President Puigdemont: “In the current circumstances, the budget cannot be approved. We’ve enabled Mr. Sánchez to talk about a budget, but despite the calls and constant gestures, today, Pedro Sánchez’s government, with regard to the political conflict in Catalonia, has exactly the same policy as Rajoy’s government.”

Earlier last week, the “Socialist” government refused President Puigdemont’s proposal on the creation of a dialogue table on self-determination with international observers as well as a solution for the Catalan political prisoners.
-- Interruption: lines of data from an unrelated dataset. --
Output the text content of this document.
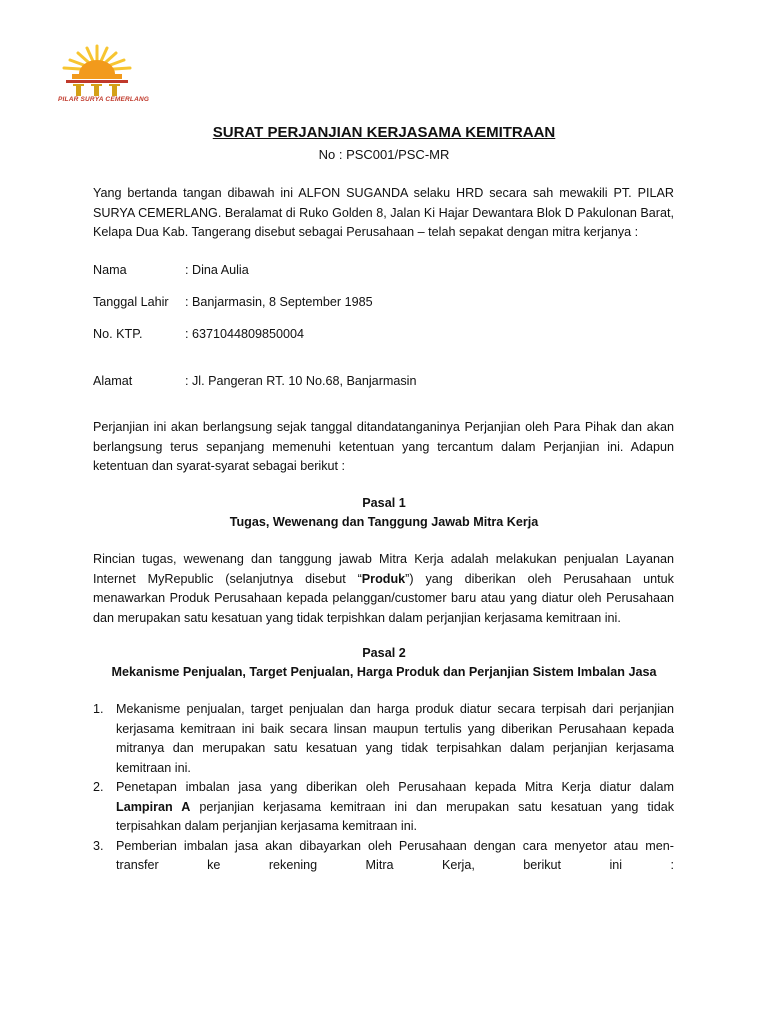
PILAR SURYA CEMERLANG
SURAT PERJANJIAN KERJASAMA KEMITRAAN
No : PSC001/PSC-MR

Yang bertanda tangan dibawah ini ALFON SUGANDA selaku HRD secara sah mewakili PT. PILAR SURYA CEMERLANG. Beralamat di Ruko Golden 8, Jalan Ki Hajar Dewantara Blok D Pakulonan Barat, Kelapa Dua Kab. Tangerang disebut sebagai Perusahaan – telah sepakat dengan mitra kerjanya :

Nama	: Dina Aulia
Tanggal Lahir : Banjarmasin, 8 September 1985
No. KTP.	: 6371044809850004
Alamat	: Jl. Pangeran RT. 10 No.68, Banjarmasin

Perjanjian ini akan berlangsung sejak tanggal ditandatanganinya Perjanjian oleh Para Pihak dan akan berlangsung terus sepanjang memenuhi ketentuan yang tercantum dalam Perjanjian ini. Adapun ketentuan dan syarat-syarat sebagai berikut :

Pasal 1
Tugas, Wewenang dan Tanggung Jawab Mitra Kerja

Rincian tugas, wewenang dan tanggung jawab Mitra Kerja adalah melakukan penjualan Layanan Internet MyRepublic (selanjutnya disebut “Produk”) yang diberikan oleh Perusahaan untuk menawarkan Produk Perusahaan kepada pelanggan/customer baru atau yang diatur oleh Perusahaan dan merupakan satu kesatuan yang tidak terpishkan dalam perjanjian kerjasama kemitraan ini.

Pasal 2
Mekanisme Penjualan, Target Penjualan, Harga Produk dan Perjanjian Sistem Imbalan Jasa
1. Mekanisme penjualan, target penjualan dan harga produk diatur secara terpisah dari perjanjian kerjasama kemitraan ini baik secara linsan maupun tertulis yang diberikan Perusahaan kepada mitranya dan merupakan satu kesatuan yang tidak terpisahkan dalam perjanjian kerjasama kemitraan ini.
2. Penetapan imbalan jasa yang diberikan oleh Perusahaan kepada Mitra Kerja diatur dalam Lampiran A perjanjian kerjasama kemitraan ini dan merupakan satu kesatuan yang tidak terpisahkan dalam perjanjian kerjasama kemitraan ini.
3. Pemberian imbalan jasa akan dibayarkan oleh Perusahaan dengan cara menyetor atau men-transfer ke rekening Mitra Kerja, berikut ini :
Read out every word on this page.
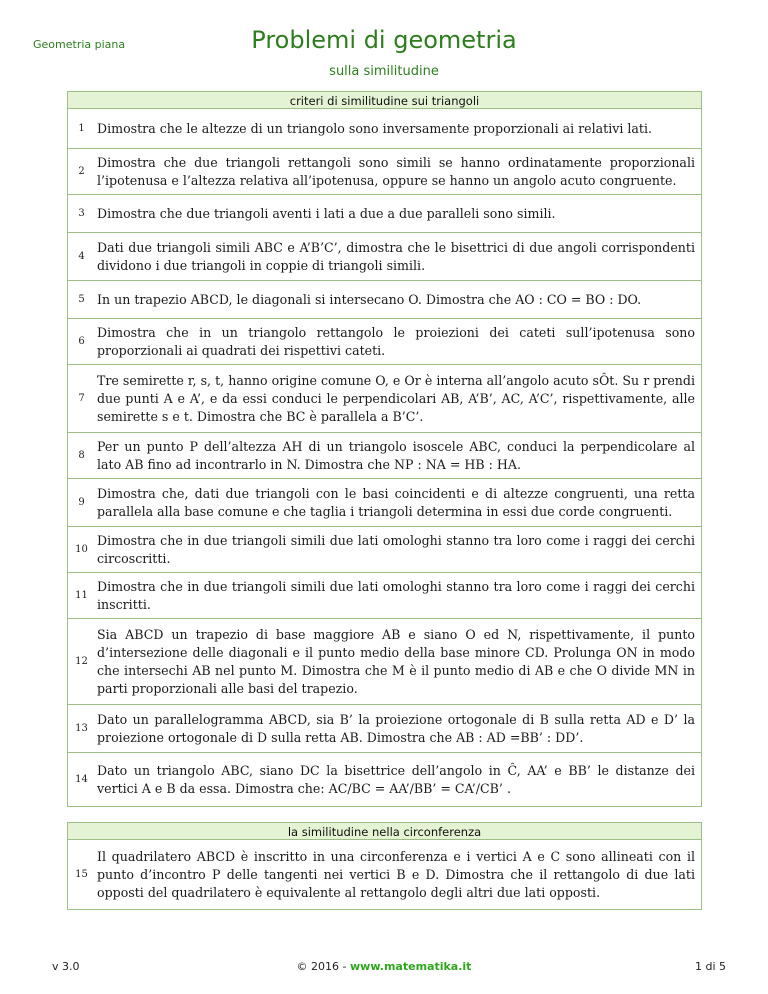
Geometria piana	Problemi di geometria
sulla similitudine
criteri di similitudine sui triangoli
1 Dimostra che le altezze di un triangolo sono inversamente proporzionali ai relativi lati.
2
Dimostra che due triangoli rettangoli sono simili se hanno ordinatamente proporzionali l’ipotenusa e l’altezza relativa all’ipotenusa, oppure se hanno un angolo acuto congruente.
3 Dimostra che due triangoli aventi i lati a due a due paralleli sono simili.
4
Dati due triangoli simili ABC e A’B’C’, dimostra che le bisettrici di due angoli corrispondenti dividono i due triangoli in coppie di triangoli simili.
5 In un trapezio ABCD, le diagonali si intersecano O. Dimostra che AO : CO = BO : DO.
6
Dimostra che in un triangolo rettangolo le proiezioni dei cateti sull’ipotenusa sono proporzionali ai quadrati dei rispettivi cateti.
7
Tre semirette r, s, t, hanno origine comune O, e Or è interna all’angolo acuto sÔt. Su r prendi due punti A e A’, e da essi conduci le perpendicolari AB, A’B’, AC, A’C’, rispettivamente, alle semirette s e t. Dimostra che BC è parallela a B’C’.
8
Per un punto P dell’altezza AH di un triangolo isoscele ABC, conduci la perpendicolare al lato AB fino ad incontrarlo in N. Dimostra che NP : NA = HB : HA.
9
Dimostra che, dati due triangoli con le basi coincidenti e di altezze congruenti, una retta parallela alla base comune e che taglia i triangoli determina in essi due corde congruenti.
10
Dimostra che in due triangoli simili due lati omologhi stanno tra loro come i raggi dei cerchi circoscritti.
11
Dimostra che in due triangoli simili due lati omologhi stanno tra loro come i raggi dei cerchi inscritti.
12
Sia ABCD un trapezio di base maggiore AB e siano O ed N, rispettivamente, il punto d’intersezione delle diagonali e il punto medio della base minore CD. Prolunga ON in modo che intersechi AB nel punto M. Dimostra che M è il punto medio di AB e che O divide MN in parti proporzionali alle basi del trapezio.
13
Dato un parallelogramma ABCD, sia B’ la proiezione ortogonale di B sulla retta AD e D’ la proiezione ortogonale di D sulla retta AB. Dimostra che AB : AD =BB’ : DD’.
14
Dato un triangolo ABC, siano DC la bisettrice dell’angolo in Ĉ, AA’ e BB’ le distanze dei vertici A e B da essa. Dimostra che: AC/BC = AA’/BB’ = CA’/CB’ .
la similitudine nella circonferenza
15
Il quadrilatero ABCD è inscritto in una circonferenza e i vertici A e C sono allineati con il punto d’incontro P delle tangenti nei vertici B e D. Dimostra che il rettangolo di due lati opposti del quadrilatero è equivalente al rettangolo degli altri due lati opposti.
v 3.0	© 2016 - www.matematika.it	1 di 5
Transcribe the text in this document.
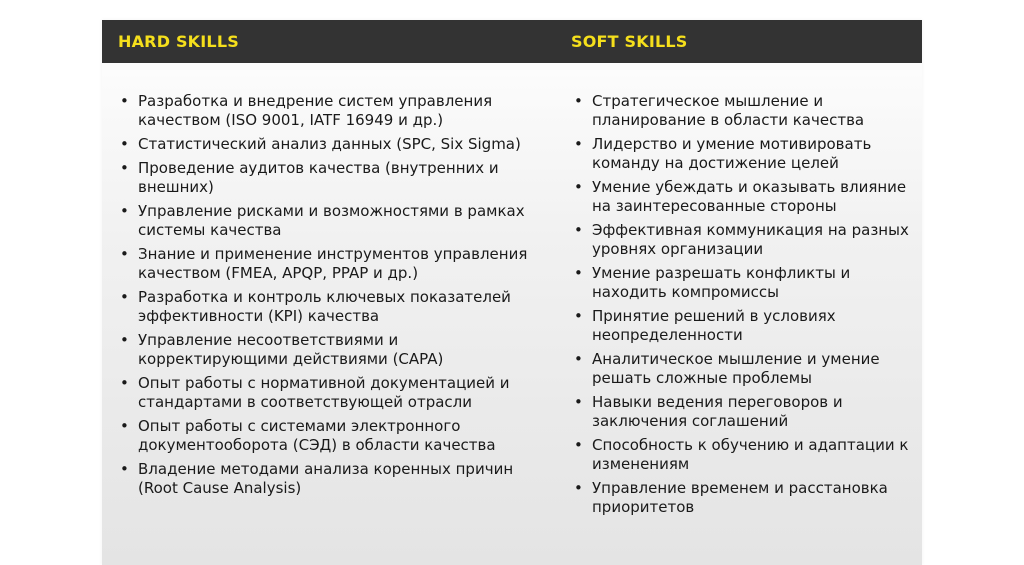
HARD SKILLS	SOFT SKILLS
• Разработка и внедрение систем управления качеством (ISO 9001, IATF 16949 и др.)
• Статистический анализ данных (SPC, Six Sigma)
• Проведение аудитов качества (внутренних и внешних)
• Управление рисками и возможностями в рамках системы качества
• Знание и применение инструментов управления качеством (FMEA, APQP, PPAP и др.)
• Разработка и контроль ключевых показателей эффективности (KPI) качества
• Управление несоответствиями и корректирующими действиями (CAPA)
• Опыт работы с нормативной документацией и стандартами в соответствующей отрасли
• Опыт работы с системами электронного документооборота (СЭД) в области качества
• Владение методами анализа коренных причин (Root Cause Analysis)
• Стратегическое мышление и планирование в области качества
• Лидерство и умение мотивировать команду на достижение целей
• Умение убеждать и оказывать влияние на заинтересованные стороны
• Эффективная коммуникация на разных уровнях организации
• Умение разрешать конфликты и находить компромиссы
• Принятие решений в условиях неопределенности
• Аналитическое мышление и умение решать сложные проблемы
• Навыки ведения переговоров и заключения соглашений
• Способность к обучению и адаптации к изменениям
• Управление временем и расстановка приоритетов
Unless there are last-minute changes in the negotiations between the Spanish government and pro-independence parties, the 2019 Spanish General State Budget will be rejected by the Congress, leading to a more than probable snap election, which could radically change the current political panorama.

 

 

Spanish PM Sánchez will Approve the Draft Bill of the 2019 Spanish State General Budget Tomorrow Friday

Spanish PM Sánchez will approve the draft bill of the 2019 Spanish State General Budget in the next government Cabinet meeting on Friday to begin the procedure for parliamentary approval, though he doesn’t have yet the necessary support.

PM Sánchez assured in an interview earlier this week that the Budget will be approved: “Spain is going forward in improving social policy, economic growth, and the creation of quality jobs.”

Secretary of Organization of the PSOE José Luis Ábalos: “The only gestures they [the Budget] have are those aimed at improving the lives of all Spaniards, regardless of where they live.” Improvement of social measures and territorial investments will improve the situation of the communities. There are no other gestures,” Ábalos added.

ERC had demanded these measures in the last few days as well as a political solution for the Catalan crisis, and especially the political prisoners.

The Spanish government doesn’t have enough guaranteed votes for the approval of the Budget for now; however, they affirm they will negotiate it with all the parliamentary groups, including the independentists. The government also urged the PP and C’s to approve the Budget if they don’t want them to be dependent on pro-independence forces.

President Torra and his administration said on Wednesday that they won’t support the Budget if there is no offer on self-determination. On Monday, the president of the PDeCAT, David Bonvehí, said that his party will not allow the start of the parliamentary procedure for the approval of the budget if Spanish PM Sánchez Pedro Sánchez does not make a “serious” political offer for Catalonia. On the other hand, ERC said they won’t give a blank check, but they prefer to wait to see the Budget before making a final decision.

If the Spanish government fails to approve the 2019 budget, PM Sánchez would likely be forced to call for snap elections, which could dramatically change the current political situation. Recent polls give the far-right and right parties — Vox, C’s, and PP — an absolute majority in Congress which would likely be used to curtail freedoms and social rights.